One thing we discovered with the Pap test is this: it is a clinical error to perform this test on a young female too soon after she has started having sex. The human papilloma virus which causes cervical cancer is widespread, and many women who are sexually active will get infected with it, but most of them will clear the virus on their own. A Pap test done six months after starting sexual activity may show abnormalities but revert to normal after two to three years, so not testing women until they have been sexually active for three years (or at age 21 generally) is the new recommendation to reduce the risk of an unnecessary diagnosis of an abnormal Pap that requires follow up procedures on the cervix. Screening with the Pap test led the way in cancer prevention, and now less screening with the Pap test is leading the way in preventing unnecessary treatment.
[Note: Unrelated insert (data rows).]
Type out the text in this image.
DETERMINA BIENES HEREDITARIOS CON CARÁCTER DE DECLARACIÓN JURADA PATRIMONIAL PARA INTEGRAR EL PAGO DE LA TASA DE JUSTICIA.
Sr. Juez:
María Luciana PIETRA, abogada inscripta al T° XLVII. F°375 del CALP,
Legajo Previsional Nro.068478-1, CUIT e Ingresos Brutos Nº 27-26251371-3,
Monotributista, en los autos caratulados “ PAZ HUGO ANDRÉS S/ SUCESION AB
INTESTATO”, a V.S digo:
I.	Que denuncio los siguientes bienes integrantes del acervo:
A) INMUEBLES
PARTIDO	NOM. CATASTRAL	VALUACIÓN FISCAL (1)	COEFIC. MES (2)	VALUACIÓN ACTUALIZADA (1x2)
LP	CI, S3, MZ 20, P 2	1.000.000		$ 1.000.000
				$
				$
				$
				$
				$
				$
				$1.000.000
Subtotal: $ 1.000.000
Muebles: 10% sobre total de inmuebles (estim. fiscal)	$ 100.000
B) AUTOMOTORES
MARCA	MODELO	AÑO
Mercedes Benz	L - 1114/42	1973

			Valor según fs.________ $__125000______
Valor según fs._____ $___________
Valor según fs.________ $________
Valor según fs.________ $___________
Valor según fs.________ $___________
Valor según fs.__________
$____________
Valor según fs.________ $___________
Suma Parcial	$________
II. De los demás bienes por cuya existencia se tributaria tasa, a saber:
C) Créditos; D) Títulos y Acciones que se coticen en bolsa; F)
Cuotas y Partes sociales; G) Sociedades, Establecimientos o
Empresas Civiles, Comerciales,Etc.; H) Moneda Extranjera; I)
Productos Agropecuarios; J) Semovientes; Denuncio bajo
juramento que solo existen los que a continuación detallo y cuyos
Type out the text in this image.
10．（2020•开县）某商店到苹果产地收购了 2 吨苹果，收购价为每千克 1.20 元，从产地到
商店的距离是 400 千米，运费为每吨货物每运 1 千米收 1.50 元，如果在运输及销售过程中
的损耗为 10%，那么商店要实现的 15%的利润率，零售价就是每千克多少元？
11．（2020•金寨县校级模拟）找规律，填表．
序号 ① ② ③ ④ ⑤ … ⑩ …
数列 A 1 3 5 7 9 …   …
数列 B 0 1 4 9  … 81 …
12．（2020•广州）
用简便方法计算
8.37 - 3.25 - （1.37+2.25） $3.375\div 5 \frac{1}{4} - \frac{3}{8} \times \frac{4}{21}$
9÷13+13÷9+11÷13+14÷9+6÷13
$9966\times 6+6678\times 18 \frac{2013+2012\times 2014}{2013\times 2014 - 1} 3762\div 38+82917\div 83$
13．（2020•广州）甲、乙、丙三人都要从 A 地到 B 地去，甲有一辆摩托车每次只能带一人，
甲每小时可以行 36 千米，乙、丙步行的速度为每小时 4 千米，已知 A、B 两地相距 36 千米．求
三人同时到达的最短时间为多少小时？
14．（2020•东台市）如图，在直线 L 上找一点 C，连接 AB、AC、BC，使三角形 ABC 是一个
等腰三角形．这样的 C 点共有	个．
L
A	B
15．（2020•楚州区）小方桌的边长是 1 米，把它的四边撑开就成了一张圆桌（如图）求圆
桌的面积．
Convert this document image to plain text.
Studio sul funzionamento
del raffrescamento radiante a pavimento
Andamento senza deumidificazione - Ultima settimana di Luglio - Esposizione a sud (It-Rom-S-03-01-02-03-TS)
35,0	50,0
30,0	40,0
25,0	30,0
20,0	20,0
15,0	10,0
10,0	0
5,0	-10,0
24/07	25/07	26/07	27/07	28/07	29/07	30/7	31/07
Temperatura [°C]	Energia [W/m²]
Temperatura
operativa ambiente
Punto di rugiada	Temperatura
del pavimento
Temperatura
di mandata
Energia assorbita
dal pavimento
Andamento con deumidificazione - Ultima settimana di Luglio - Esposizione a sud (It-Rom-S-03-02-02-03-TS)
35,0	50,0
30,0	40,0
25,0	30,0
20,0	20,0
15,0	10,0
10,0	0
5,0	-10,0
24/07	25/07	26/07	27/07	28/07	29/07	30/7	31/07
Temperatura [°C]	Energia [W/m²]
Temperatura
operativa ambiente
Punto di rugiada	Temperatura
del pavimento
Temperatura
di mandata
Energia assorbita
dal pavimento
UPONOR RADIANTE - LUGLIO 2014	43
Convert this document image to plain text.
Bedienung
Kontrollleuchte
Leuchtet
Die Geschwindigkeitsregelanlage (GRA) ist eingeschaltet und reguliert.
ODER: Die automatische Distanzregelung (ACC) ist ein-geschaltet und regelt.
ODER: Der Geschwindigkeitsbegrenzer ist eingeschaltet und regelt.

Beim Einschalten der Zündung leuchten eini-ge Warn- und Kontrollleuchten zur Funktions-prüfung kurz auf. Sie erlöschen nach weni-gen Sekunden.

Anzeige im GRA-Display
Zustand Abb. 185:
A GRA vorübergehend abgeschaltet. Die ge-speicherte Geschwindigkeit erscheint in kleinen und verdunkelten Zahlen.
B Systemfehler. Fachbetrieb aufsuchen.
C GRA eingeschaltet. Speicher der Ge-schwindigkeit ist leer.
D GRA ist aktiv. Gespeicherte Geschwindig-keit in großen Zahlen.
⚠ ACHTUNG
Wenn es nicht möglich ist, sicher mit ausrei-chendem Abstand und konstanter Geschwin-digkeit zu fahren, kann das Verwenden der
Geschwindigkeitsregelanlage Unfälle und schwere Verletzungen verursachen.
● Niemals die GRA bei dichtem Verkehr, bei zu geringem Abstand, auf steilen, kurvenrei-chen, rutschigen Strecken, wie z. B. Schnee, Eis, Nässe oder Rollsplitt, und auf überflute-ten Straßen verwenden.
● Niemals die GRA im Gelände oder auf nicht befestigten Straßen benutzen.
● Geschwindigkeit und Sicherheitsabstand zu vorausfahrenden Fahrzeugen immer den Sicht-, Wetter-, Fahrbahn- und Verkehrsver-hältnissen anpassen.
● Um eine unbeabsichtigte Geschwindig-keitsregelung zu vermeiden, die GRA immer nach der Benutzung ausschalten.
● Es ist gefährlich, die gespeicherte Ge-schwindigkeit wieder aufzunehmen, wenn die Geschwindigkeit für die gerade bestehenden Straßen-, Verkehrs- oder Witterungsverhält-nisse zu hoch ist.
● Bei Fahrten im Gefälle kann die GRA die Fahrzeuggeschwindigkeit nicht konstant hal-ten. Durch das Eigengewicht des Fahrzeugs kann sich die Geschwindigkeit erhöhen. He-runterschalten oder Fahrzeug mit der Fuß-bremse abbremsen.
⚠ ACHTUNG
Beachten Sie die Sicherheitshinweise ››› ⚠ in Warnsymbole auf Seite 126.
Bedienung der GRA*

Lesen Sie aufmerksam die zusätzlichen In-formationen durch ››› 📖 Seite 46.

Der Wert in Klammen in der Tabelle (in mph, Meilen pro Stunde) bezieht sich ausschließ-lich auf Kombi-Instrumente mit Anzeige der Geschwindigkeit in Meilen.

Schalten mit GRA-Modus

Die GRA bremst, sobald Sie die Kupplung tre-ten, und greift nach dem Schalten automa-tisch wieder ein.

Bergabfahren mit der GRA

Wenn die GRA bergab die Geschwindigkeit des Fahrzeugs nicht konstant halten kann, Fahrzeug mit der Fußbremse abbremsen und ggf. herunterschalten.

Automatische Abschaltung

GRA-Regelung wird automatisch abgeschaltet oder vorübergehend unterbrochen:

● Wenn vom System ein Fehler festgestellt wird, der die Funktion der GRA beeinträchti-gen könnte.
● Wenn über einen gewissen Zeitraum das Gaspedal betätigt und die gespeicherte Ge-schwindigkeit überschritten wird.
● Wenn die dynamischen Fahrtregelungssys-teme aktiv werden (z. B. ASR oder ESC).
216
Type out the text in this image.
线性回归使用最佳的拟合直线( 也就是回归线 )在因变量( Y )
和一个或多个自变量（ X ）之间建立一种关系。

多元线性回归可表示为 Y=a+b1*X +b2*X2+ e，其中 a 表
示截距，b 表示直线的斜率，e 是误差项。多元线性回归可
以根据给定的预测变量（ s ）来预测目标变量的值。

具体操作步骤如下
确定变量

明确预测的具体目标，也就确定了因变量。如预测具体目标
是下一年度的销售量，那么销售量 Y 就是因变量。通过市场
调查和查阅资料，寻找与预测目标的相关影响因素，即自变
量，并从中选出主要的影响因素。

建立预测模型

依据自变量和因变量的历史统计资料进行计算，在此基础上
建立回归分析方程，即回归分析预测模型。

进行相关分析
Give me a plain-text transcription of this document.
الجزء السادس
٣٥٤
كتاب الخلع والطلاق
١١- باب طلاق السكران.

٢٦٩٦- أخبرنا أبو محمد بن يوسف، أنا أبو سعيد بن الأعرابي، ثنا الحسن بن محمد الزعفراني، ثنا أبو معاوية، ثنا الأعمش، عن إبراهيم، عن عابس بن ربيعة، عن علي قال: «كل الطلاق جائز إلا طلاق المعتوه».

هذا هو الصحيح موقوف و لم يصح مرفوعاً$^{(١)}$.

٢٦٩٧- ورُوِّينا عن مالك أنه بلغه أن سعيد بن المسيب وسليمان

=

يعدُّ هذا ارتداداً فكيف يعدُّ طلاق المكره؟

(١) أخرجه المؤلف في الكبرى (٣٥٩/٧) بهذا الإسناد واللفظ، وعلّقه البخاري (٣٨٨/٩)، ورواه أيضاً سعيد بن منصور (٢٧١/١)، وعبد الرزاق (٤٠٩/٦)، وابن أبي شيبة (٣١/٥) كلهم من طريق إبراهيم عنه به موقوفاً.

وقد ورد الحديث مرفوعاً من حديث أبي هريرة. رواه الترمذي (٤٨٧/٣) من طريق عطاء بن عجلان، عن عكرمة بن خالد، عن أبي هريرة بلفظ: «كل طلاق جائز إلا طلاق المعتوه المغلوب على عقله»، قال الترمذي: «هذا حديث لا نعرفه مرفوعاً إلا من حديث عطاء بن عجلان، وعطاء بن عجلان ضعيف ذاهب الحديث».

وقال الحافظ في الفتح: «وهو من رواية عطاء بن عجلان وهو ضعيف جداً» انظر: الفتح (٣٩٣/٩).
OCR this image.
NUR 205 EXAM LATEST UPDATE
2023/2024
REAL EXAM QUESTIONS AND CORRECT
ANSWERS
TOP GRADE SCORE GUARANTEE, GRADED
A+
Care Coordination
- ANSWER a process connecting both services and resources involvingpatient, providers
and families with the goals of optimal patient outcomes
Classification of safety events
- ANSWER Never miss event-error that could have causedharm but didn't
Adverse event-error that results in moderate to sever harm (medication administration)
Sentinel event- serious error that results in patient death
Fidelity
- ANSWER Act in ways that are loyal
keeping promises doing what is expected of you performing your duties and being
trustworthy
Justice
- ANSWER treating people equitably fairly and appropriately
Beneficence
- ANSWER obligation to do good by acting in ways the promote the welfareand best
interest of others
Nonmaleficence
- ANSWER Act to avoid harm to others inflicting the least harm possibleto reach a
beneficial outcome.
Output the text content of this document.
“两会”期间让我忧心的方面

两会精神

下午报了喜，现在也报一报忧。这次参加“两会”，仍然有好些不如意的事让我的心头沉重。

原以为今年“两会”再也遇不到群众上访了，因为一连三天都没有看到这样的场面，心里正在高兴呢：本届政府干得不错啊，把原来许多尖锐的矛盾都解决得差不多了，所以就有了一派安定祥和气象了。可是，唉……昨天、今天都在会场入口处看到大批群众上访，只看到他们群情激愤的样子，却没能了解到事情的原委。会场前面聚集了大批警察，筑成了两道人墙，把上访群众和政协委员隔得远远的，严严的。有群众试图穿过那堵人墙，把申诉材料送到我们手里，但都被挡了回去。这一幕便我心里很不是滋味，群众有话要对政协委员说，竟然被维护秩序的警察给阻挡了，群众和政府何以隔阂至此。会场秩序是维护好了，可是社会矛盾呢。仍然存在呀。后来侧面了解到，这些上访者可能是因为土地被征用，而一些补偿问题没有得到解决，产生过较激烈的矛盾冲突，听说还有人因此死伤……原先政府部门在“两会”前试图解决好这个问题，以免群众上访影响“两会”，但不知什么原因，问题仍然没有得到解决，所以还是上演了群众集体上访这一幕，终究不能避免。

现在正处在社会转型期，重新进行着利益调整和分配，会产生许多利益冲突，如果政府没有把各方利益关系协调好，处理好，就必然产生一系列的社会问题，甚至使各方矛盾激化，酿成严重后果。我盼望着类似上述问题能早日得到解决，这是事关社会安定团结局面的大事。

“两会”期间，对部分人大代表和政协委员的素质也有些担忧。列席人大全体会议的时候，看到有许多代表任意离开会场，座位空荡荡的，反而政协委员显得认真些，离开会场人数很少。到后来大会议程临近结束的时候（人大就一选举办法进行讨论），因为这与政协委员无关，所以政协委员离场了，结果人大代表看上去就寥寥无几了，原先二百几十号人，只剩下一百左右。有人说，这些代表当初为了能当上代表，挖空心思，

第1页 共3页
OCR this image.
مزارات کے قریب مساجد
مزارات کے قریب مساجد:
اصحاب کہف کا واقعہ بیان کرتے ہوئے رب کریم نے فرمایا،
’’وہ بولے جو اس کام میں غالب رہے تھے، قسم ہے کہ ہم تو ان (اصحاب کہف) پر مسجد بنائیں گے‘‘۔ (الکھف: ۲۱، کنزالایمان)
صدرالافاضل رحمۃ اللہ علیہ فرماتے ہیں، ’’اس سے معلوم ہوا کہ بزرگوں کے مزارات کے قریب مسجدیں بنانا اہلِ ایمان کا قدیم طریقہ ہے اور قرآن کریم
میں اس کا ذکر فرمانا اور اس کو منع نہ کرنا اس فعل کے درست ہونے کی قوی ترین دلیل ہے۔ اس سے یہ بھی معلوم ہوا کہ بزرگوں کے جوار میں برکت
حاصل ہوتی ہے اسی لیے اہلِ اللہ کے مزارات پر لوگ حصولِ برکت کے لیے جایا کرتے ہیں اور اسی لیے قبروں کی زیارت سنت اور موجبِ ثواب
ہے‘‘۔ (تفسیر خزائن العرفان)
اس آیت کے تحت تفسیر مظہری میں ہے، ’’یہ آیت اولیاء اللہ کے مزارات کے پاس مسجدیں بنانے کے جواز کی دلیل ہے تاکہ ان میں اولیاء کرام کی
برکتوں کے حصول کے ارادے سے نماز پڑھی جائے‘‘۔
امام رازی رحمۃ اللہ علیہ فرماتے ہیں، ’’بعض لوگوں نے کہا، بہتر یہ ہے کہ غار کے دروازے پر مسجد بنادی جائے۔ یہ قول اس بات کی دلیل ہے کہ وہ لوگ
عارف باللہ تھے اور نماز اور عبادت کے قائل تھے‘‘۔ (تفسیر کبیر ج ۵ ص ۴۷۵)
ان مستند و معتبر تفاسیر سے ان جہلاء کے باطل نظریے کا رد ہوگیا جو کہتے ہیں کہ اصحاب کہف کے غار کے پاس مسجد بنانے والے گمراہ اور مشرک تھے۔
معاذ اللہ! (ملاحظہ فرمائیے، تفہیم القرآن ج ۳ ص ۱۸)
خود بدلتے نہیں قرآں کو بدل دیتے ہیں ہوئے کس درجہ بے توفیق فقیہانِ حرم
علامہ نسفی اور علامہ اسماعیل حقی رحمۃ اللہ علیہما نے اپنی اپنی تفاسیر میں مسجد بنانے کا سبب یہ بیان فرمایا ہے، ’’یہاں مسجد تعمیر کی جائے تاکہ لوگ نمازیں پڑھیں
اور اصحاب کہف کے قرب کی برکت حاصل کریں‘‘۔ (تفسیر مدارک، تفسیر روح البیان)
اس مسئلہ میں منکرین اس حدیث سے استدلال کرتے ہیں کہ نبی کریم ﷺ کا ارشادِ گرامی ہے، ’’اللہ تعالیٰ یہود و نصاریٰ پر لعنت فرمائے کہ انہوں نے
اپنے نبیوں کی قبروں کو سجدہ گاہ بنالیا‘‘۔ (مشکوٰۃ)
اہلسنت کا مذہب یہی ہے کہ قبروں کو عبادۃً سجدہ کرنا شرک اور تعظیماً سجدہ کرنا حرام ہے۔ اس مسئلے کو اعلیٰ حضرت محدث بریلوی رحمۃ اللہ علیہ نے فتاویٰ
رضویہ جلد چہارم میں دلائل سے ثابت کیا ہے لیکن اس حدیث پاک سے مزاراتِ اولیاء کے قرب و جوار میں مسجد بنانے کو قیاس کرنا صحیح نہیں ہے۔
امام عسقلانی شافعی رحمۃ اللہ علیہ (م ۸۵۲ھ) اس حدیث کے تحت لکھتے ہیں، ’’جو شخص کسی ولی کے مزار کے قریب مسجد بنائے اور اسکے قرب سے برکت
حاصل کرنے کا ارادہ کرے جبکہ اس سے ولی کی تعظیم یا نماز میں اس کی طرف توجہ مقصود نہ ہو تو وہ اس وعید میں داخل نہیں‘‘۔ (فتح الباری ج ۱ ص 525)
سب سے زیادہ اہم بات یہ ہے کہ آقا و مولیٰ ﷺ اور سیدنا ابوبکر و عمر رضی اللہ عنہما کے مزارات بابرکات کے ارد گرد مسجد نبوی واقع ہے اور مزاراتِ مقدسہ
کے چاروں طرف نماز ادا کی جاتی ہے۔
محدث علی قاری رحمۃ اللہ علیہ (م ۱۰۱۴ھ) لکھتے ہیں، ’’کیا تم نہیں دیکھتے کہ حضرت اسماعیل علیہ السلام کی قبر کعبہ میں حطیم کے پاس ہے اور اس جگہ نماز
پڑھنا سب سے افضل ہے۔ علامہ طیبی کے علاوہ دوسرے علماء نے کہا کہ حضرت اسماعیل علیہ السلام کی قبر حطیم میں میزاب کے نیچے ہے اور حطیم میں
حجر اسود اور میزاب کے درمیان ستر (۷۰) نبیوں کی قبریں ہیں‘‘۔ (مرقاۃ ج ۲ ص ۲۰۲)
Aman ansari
So this is cancer, reconsidered. Many “cancers” diagnosed from these newer, widespread national screening programs are actually tumors of little consequence. These cancers are mixed in with a group of aggressive, scary, and often lethal cancers. We used to treat all these malignancies in the same way. Nowadays, when a cancer or even a pre-cancerous diagnosis is made, patients and physicians must try to distinguish between aggressive tumors which are truly life-threatening and those cancers which we may still treat but often are not lethal and may be of relatively little medical con-sequence to patients.